The Top 30 Loneliest Cities in the Country Revealed
ChamberOfCommerce.org recently put together a list of the 30 Loneliest Cities in America. In order to do so, they analyzed over 170 cities with a population of at least 150,000. The data they pulled was from the American Census Bureau’s 2016-2021 American Community Survey. Using that five-year survey and a cut-off of 150,000, Boise would’ve been the only city in Idaho they could have considered putting on their list.
And being on their list isn’t necessarily a bad thing. This sort of “loneliness” doesn’t have anything to do with feelings. They simply looked at the percentage of households in each city that were one-person households. In other words, the number of people who live alone.
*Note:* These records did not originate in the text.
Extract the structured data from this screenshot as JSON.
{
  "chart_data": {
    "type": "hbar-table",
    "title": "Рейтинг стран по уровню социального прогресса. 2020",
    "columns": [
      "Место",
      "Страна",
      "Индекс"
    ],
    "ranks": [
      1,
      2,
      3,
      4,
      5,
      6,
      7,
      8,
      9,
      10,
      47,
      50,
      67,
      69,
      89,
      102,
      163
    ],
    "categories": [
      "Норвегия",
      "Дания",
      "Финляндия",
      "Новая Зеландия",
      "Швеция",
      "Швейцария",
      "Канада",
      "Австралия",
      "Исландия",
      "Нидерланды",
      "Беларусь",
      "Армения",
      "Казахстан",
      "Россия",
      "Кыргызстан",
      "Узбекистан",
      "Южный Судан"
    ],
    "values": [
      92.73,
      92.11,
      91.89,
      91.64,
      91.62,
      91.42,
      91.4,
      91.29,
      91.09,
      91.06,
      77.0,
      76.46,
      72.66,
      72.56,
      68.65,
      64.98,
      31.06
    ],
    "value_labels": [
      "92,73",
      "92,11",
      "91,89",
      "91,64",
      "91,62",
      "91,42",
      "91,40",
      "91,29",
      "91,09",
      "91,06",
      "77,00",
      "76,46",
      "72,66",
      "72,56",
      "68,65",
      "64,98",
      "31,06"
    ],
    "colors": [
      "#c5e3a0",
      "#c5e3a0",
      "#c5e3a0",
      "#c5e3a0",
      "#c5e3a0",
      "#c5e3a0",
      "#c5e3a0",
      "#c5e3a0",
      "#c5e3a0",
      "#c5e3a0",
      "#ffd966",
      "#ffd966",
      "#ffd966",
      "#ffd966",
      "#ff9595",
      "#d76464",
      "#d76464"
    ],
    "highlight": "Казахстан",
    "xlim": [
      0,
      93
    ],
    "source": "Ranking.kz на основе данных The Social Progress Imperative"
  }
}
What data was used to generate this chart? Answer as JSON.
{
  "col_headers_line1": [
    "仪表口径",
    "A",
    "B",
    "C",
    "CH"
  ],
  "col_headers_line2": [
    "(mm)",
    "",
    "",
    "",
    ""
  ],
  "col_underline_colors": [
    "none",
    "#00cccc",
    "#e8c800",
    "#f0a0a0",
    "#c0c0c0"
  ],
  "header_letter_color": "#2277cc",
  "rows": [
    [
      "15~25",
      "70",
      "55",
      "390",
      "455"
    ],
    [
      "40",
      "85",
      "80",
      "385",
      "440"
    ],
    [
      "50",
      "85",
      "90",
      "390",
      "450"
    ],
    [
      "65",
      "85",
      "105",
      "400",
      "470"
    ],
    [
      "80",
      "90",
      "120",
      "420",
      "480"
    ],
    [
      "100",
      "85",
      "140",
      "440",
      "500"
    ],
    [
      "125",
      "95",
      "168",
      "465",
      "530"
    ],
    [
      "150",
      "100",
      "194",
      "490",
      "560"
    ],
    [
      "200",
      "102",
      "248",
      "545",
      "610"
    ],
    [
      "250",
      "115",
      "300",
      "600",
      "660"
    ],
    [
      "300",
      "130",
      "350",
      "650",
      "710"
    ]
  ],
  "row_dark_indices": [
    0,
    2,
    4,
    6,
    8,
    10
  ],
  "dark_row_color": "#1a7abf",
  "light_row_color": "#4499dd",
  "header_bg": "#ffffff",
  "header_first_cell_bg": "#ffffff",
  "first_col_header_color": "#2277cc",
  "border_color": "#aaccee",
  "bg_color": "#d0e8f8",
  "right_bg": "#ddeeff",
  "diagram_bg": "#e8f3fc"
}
When all the numbers were crunched Washington D.C. was named the “loneliest city in the country,” with 48.2% of householders living alone. With 31.7% of householders living alone in Boise, we didn’t make the list. Boston was the final city on the list with 38.3% of householders living alone.
As for cities that are sort of in our region, Salt Lake City came in #21 at 40.1%, Seattle was #22 at 40% and Denver was #27 at 38.9%.
Idaho’s Top 10 Loneliest Cities
The data Chamber of Commerce pulled isn’t hard to find, so we thought it’d be interesting to look up the same information for cities in Idaho with a population of at least 5,000 people. That left us with 33 cities and we found some interesting takeaways.
Being on this list isn’t a cutdown. If anything, it says you’re financially able to support yourself and live on your own. That’s something to be proud of. And sometimes living with other people, whether it be a spouse, roommate, kids or parents, can be stressful. (We know there are certainly days when we miss being single and having our own space.)
In analyzing the data, we found that in 16 of the cities, there were more women who were single householders than men. Boise, Nampa, Caldwell and Kuna were all among those cities.